Tuesday, April 19, 2011

I Like to Move It, Move It

Dear Eleanor,

I will always be proud of your achievements, but would rather recognize them when you've actually accomplished them.  For the past several nights, you've been waking up every two hours after 11PM to practice crawling.  Then you get stuck on all fours and cry.  First, you are perfectly capable of rolling over.  Second, I bet you'd learn to crawl more quickly if you practiced when you were fully awake.  Third, I'm over getting up all night.  I need to sleep.  So do you.  How about we make a deal?  I'll make you a sticker chart like your brother's one for using the potty, and will give you a sticker every time you sleep more than 4 hours in a row.

I'd be happy to acknowledge your sleeping achievements as well as your crawling ones.  Let's work on this.

Love,

Mommy

Monday, April 18, 2011

The Shoe's on the Other Foot

Dear Isaac,

It must have been hard for you, as a parent, to have to put Mr. Mono in time out.  I'm sorry he wouldn't listen to you and was eating my shirt.

You put him in the time out chair, and asked him repeatedly why he was in time out, but apparently he didn't listen.  At one point, you even had to tell him to stop laughing, that being on time out isn't funny.

You let him know that when your Mommy and Daddy and your Isaac say to listen, you must listen.

Then Woody got time out too - you didn't seem sure why he was in time out, but thought it was necessary to take a picture of the situation.

I'm glad to see you've got the time out routine down pat (minus the photo).

Love,

Mommy

Sunday, April 17, 2011

Isaac-isms

Dear Isaac,

You say some pretty funny stuff.  Over the past couple of weeks your speech has become very clear.  You have such a way with words.  Recently, some of the following things have come out of your mouth:

"Mommy, you no feel well?  I need to sing you the ABCs."  And after signing...  "You feel better now?!"

"I'm getting mad.  I feel like screaming."

Last night, Grandpa and Marianne were here visiting and we ordered Thai food.  I ordered red snapper.  I did not realize it would arrive whole.  You were sitting next to me and said, "Mommy, your dinner is scaring me.  It's lookin' at me."

"Good morning, LAYDEE."  You say this to Eleanor every morning when she wakes up and each time she gets up from a nap.

"Oh really, Eleanor?"  You say this in response to any noise Eleanor makes.

This evening before Eleanor went to bed you told me, "I'm the good(est) brother in the whole world."  It's probably true.

And just now, trying to get Daddy's attention as he was sitting right by you, "Daddy?  You still here?"

Love,

Mommy

Tuesday, April 5, 2011

Identity Crisis

Dear Isaac,

I'm sorry the crossing guard still calls you "baby" everyday, despite the fact that you scream at her "I'm NOT A BABYYYYY" everyday.  It's possible that she can't hear you under her crossing guard hat.  Or the traffic is too loud.  Or she just says that to everyone.  I can't think of any other reason that she doesn't learn her lesson.  Maybe you should introduce yourself tomorrow and she'll call you Isaac instead of baby.

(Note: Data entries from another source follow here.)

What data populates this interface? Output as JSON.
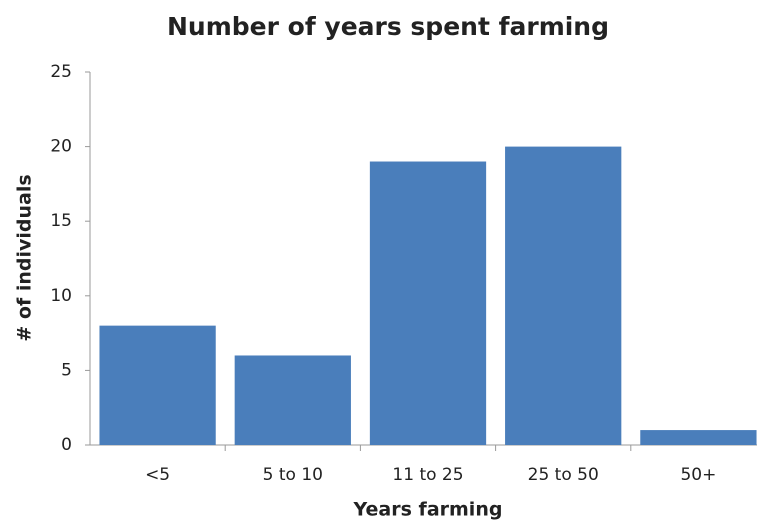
{
  "chart_data": {
    "type": "bar",
    "title": "Number of years spent farming",
    "x_label": "Years farming",
    "y_label": "# of individuals",
    "categories": [
      "<5",
      "5 to 10",
      "11 to 25",
      "25 to 50",
      "50+"
    ],
    "values": [
      8,
      6,
      19,
      20,
      1
    ],
    "color": "#4a7ebb",
    "ylim": [
      0,
      25
    ],
    "yticks": [
      0,
      5,
      10,
      15,
      20,
      25
    ],
    "grid": false
  }
}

Just trying to make sure you don't scream yourself into tiny tot anger management classes.

Love,

Mommy

Sunday, April 3, 2011

One of the Family

Dear Isaac,

Thanks for following up on the letter about my family drinking.  I think you may be the first 2.5 year-old that waiter last night ever had order a margarita.  Sorry we didn't let you actually get it.  Hope the milk and lemonade were worthy substitutes.